I might not able to find a new employer whenever I want. I might not have time to job search because I have children. I might have dependents or I myself need critical medical care that cannot be interrupted by job hopping. I might have a family emergency that has destroyed my savings to look for a new job. I might be in the point of my career in which leaving for a new job so soon would be a red flag to employers. I might have just made a large purchase (a home, for example) that means I cannot afford to find a new employer at the exact moment my current asks me to be on-call for the next 72 hours nonstop.
And if it's not me, it might be my co worker, who I know is a new parent and cannot afford to stop working to care for their child. It might by my mentor, who is dealing with ageism making it difficult to find work. It might be my mentee, who is being discriminated against because of their H1B status. It might be my new hire, who accepted a lowball offer because they have no knowledge of price transparency. It might be a software developer I just met at a data science meetup, who is being worked to the bone at a startup but doesn't have enough experience to be hired anywhere else.
Life is not so easy. We're all struggling. We should be working to back each other up so that individual people are not being exploited and then have to fight by themselves against an entire corporation.
> Life is not so easy. We're all struggling. We should be working to back each other up so that individual people are not being exploited and then have to fight by themselves against an entire corporation.
Exactly this.
This is why I work the requested 40ish* hours per week that my employer purchases in bulk from me, and rarely more. It's not because I'm lazy or unmotivated. I work very hard while I am working and I do more than the baseline my employer requests of me. My management thinks highly of me and I am well-compensated for my efforts, so clearly my employer values the contributions I make.
I do the work hours I do and how I do them, pushing back on unreasonable on-calls and repeatedly staying late, because I am senior so I have the voice to be able to discourage management not staffing our group appropriately and not setting unreasonable deadlines. I make sure my juniors know, too, that the way to your personal success is a healthy work-life balance that works both for you and for the group of people in which we are ensconced. I also make sure I mentor my juniors and I do what I can to help others be more efficient and effective.
No one should have to burn the candle at both ends just to be able to be seen as doing a good job.

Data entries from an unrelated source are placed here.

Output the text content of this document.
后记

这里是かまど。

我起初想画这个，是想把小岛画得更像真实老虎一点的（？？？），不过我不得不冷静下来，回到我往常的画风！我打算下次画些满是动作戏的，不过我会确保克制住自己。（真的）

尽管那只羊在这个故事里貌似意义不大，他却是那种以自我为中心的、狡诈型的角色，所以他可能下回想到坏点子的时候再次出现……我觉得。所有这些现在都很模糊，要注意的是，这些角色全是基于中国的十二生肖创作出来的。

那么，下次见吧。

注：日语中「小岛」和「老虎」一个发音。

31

* There are exceptions, of course. I am not inflexible, because that's unreasonable, but my employer pays for approximately 40 hours per week of my valuable single life in this universe and 40 hours, roughly, is what it shall receive.
Agreed.. thank you for being aware of these issues. I find the tech industry to be pretty toxic & corrupt overall, usually rewarding the employees that are the least ethical.
Not if you want to actually have a career. This isn't day labor. To be successful in the industry you have to be part of good projects. Those often require at least a couple of years investment. And that is in addition to building a life outside of work.
Although vips7L is getting downvoted into the gutter, their response is exactly the attitude I observe permeating Silicon Valley that can help explain the lack of interest in collective bargaining.